Je ne commence donc pas comme dans le passé par des généralités, ce qui est à mon humble avis la meilleure façon de se fourvoyer sur soi-même en se concevant globalement comme on a pas commencé a être, sinon embryonnairement, sinon précisément, sinon tout autrement.

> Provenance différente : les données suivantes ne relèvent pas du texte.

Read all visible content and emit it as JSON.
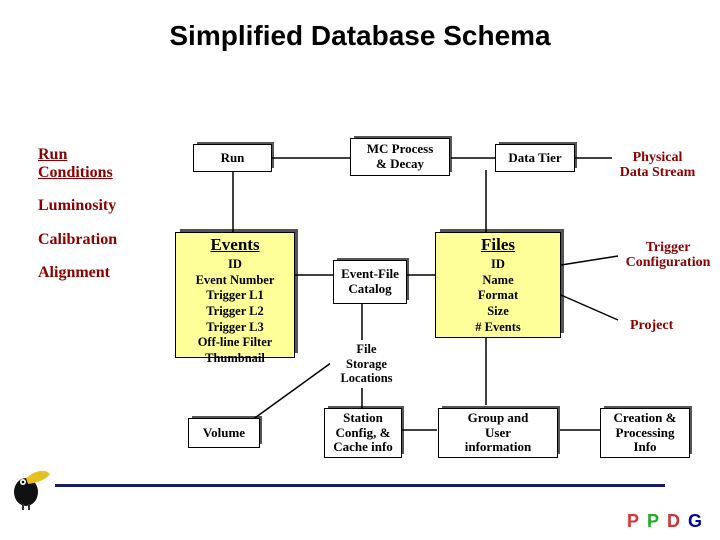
{
  "title": "Simplified Database Schema",
  "sidebar": {
    "items": [
      "Run Conditions",
      "Luminosity",
      "Calibration",
      "Alignment"
    ]
  },
  "boxes": {
    "run": {
      "label": "Run"
    },
    "mc": {
      "l1": "MC Process",
      "l2": "& Decay"
    },
    "datatier": {
      "label": "Data Tier"
    },
    "events": {
      "head": "Events",
      "lines": [
        "ID",
        "Event Number",
        "Trigger L1",
        "Trigger L2",
        "Trigger L3",
        "Off-line Filter",
        "Thumbnail"
      ]
    },
    "files": {
      "head": "Files",
      "lines": [
        "ID",
        "Name",
        "Format",
        "Size",
        "# Events"
      ]
    },
    "efcatalog": {
      "l1": "Event-File",
      "l2": "Catalog"
    },
    "storage": {
      "l1": "File",
      "l2": "Storage",
      "l3": "Locations"
    },
    "volume": {
      "label": "Volume"
    },
    "station": {
      "l1": "Station",
      "l2": "Config, &",
      "l3": "Cache info"
    },
    "groupuser": {
      "l1": "Group and",
      "l2": "User",
      "l3": "information"
    },
    "creation": {
      "l1": "Creation &",
      "l2": "Processing",
      "l3": "Info"
    }
  },
  "rightLabels": {
    "physical": {
      "l1": "Physical",
      "l2": "Data Stream"
    },
    "trigger": {
      "l1": "Trigger",
      "l2": "Configuration"
    },
    "project": "Project"
  },
  "logo": {
    "p1": "P",
    "p2": "P",
    "d": "D",
    "g": "G"
  }
}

Cet autre n'ira donc pas à l'encontre de moi-même sinon que j'irai moi-même à la rencontre de cet autre que j'aurais créé de toute pièce comme une œuvre d'art, mais il ne faut pas entendre une œuvre d'art comme séparé de soi mais comme étant soi-même cette œuvre d'art.
Comme le culturiste fait de son corps sa propre œuvre d'art, et ce n'est pas un faiseur de statue, comme lui je travaillerais la matière vivante mais ne m'arrêterais pas à façonner mon corps mais aussi mon esprit.
Cependant il me faut d'abord donner vie à cet autre qui ne demande qu'à vivre d'une vie à laquelle il s'épuise à m'appeler, pas de ma vie informe et molle qui est comme une pâte à modeler avec laquelle je pourrais lui donner forme et force et vigueur.
Il y a comme ça en nous une bataille pour l'existence qui n'est pas seulement entre les autres et nous mais entre l'autre et nous; et on ne saurait dire si le grand perdant c'est lui ou c'est nous qui lui aurions refuser le droit à l'existence souvent par lâcheté envers nous-même.
NB
Qui a voulu aussi être boxeur, triathlète, poète, n'a rien voulu être sinon chômeur. Il aurait fallu vouloir être boxeur ou ne pas être du tout ou tout être à sa Muse.
CITATION
Wislawa Symborska poète: "Muse! Être boxeur ou ne pas être du tout./ Ce n'est jamais pour nous qu'on fait hurler les foules./ Il y a dans la salle douze têtes/ il faudra commencer la fête./ La moitié ne sont là que parce qu'il pleut dehors./ Les autres c'est la famille. Muse."